Resonant enhancement of ultracold photoassociation rate by electric field induced anisotropic interaction

TL;DR

This paper demonstrates how a static electric field can significantly enhance ultracold photoassociation rates of heteronuclear atoms by inducing anisotropic interactions and resonances, enabling control over molecular formation processes.

Contribution

It introduces the concept of electric field induced anisotropic resonances that dramatically increase photoassociation rates and enable excitation of higher rotational levels in ultracold molecules.

Findings

Photoassociation rate is enhanced by several orders of magnitude near electric field resonances.

Electric field induces anisotropic scattering resonances at specific field strengths.

Higher rotational levels can be excited due to tunable resonances.

Abstract

We study the effects of a static electric field on the photoassociation of a heteronuclear atom-pair into a polar molecule.

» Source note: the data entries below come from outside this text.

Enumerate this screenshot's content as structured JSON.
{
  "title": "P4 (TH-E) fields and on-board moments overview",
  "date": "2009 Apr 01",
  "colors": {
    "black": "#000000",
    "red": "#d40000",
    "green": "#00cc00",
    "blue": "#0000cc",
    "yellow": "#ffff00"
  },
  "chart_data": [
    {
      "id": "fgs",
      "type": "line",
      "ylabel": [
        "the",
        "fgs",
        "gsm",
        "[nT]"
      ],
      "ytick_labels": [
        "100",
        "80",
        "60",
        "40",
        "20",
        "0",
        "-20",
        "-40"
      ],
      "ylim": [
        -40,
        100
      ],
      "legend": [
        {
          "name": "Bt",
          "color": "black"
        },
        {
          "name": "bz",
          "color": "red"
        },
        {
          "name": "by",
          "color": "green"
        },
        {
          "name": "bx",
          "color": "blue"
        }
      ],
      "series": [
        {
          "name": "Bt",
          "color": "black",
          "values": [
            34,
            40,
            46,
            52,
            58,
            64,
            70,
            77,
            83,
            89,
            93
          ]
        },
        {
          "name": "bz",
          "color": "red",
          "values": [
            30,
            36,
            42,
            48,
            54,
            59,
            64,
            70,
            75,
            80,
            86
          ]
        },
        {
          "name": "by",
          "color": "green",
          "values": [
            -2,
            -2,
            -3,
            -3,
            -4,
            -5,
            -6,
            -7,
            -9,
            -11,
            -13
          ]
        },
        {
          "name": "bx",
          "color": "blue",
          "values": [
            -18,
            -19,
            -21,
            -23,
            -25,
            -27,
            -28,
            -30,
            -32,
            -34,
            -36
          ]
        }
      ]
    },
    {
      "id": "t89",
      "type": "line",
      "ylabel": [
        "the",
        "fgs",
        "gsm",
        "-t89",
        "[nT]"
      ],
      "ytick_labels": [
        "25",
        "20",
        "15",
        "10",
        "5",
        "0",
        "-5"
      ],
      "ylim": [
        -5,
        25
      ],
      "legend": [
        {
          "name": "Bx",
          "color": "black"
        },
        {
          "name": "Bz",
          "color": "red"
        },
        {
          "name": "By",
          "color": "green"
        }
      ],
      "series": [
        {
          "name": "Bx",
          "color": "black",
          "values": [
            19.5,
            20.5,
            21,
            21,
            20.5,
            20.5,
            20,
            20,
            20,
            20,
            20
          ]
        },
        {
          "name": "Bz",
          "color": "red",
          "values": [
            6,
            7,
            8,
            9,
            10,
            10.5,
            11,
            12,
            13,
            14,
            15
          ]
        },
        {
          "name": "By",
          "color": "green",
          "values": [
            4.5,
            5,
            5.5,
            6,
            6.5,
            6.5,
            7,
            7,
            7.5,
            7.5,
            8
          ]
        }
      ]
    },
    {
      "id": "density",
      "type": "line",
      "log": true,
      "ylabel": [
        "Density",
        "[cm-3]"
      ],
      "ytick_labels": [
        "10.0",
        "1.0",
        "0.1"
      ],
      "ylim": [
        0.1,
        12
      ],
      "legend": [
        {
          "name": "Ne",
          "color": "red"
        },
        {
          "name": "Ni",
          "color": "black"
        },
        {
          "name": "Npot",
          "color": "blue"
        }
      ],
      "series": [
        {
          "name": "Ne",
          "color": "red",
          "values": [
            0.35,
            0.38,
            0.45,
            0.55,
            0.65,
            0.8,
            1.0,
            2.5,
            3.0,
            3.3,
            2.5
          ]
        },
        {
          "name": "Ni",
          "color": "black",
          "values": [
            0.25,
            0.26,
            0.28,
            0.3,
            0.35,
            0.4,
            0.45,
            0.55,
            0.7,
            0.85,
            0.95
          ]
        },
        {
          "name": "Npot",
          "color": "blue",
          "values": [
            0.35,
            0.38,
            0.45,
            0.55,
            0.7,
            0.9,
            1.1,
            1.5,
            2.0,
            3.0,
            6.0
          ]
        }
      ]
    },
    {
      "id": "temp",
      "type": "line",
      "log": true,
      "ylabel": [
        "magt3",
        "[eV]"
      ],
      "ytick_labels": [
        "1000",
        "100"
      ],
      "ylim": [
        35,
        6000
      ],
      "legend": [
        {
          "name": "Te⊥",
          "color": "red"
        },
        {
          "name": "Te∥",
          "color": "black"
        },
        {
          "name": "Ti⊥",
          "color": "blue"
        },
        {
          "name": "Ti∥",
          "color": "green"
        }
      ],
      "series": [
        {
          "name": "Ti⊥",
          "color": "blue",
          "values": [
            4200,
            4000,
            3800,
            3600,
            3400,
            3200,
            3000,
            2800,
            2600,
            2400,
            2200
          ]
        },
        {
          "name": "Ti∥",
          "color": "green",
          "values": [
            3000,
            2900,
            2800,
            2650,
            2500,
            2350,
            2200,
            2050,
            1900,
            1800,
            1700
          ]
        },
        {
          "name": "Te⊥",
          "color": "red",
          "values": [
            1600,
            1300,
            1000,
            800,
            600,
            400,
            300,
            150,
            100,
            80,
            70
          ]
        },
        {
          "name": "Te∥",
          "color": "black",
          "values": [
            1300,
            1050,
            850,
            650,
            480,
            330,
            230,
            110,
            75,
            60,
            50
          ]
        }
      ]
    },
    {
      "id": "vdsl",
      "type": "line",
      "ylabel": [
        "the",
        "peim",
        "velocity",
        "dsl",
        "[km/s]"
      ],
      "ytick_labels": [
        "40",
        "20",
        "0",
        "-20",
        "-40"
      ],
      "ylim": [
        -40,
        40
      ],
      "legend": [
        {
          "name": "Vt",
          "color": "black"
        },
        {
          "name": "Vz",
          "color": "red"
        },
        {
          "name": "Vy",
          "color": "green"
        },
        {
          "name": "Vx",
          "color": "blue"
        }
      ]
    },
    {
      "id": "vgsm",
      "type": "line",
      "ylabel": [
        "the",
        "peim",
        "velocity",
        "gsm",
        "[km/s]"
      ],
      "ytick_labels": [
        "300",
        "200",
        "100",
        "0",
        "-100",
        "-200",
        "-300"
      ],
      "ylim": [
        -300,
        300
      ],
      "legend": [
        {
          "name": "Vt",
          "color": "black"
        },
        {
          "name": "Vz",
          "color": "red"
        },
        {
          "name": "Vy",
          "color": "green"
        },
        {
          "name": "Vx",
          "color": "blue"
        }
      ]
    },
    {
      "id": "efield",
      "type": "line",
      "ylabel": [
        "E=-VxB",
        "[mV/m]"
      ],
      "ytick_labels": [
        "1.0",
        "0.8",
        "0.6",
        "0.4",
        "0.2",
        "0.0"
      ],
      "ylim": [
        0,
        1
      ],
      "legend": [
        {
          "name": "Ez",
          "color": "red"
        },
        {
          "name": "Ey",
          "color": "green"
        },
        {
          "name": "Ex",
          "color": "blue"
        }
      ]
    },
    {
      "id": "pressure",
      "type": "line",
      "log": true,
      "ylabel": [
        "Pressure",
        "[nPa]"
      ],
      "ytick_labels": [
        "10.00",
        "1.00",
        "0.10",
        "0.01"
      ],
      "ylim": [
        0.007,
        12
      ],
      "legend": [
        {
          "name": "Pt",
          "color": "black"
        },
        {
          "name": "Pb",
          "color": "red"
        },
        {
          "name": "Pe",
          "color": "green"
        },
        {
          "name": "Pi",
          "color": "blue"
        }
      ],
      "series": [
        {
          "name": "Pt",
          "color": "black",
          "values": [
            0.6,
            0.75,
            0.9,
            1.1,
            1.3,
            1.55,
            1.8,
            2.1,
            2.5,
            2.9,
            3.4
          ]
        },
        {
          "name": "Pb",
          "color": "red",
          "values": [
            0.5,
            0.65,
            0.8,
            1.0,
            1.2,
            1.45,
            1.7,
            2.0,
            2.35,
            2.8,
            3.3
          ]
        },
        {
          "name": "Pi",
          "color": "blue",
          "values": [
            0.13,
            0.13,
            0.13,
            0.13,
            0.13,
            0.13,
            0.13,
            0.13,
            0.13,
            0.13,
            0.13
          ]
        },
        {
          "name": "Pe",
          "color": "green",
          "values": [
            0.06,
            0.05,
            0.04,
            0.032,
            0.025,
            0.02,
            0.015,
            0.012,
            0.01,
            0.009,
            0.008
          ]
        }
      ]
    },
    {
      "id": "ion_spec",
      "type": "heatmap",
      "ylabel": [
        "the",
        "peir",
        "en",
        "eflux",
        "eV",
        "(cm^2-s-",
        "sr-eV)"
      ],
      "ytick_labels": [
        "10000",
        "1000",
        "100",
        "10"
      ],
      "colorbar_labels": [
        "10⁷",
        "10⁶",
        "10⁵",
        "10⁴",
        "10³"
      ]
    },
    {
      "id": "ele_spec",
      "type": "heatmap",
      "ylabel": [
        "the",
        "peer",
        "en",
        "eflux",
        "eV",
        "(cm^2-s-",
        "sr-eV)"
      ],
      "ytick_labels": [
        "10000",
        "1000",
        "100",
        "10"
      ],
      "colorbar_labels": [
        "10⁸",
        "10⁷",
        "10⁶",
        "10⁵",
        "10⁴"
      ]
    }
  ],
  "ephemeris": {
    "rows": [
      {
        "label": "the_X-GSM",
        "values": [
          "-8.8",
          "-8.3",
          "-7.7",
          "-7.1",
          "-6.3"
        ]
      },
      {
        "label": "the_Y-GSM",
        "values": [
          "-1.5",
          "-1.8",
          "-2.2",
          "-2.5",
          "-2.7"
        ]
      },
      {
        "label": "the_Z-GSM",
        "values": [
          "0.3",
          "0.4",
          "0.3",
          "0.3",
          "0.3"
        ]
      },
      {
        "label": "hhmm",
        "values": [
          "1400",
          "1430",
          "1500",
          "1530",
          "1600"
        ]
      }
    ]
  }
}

The interaction of permanent dipole moment with a static electric field largely affects the ground state continuum wave function of the atom-pair at short separations where photoassociation transitions occur according to Franck-Condon principle. Electric field induced anisotropic interaction between two heteronuclear ground state atoms leads to scattering resonances at some specific electric fields. Near such resonances the amplitude of scattering wave function at short separation increases by several orders of magnitude. As a result, photoaasociation rate is enhanced by several orders of magnitude near the resonances. We discuss in detail electric field modified atom-atom scattering properties and resonances. We calculate photoassociation rate that shows giant enhancement due to electric field tunable anisotropic resonances. We present selected results among which particularly important are the excitations of higher rotational levels in ultracold photoassociation due to electric field tunable resonances.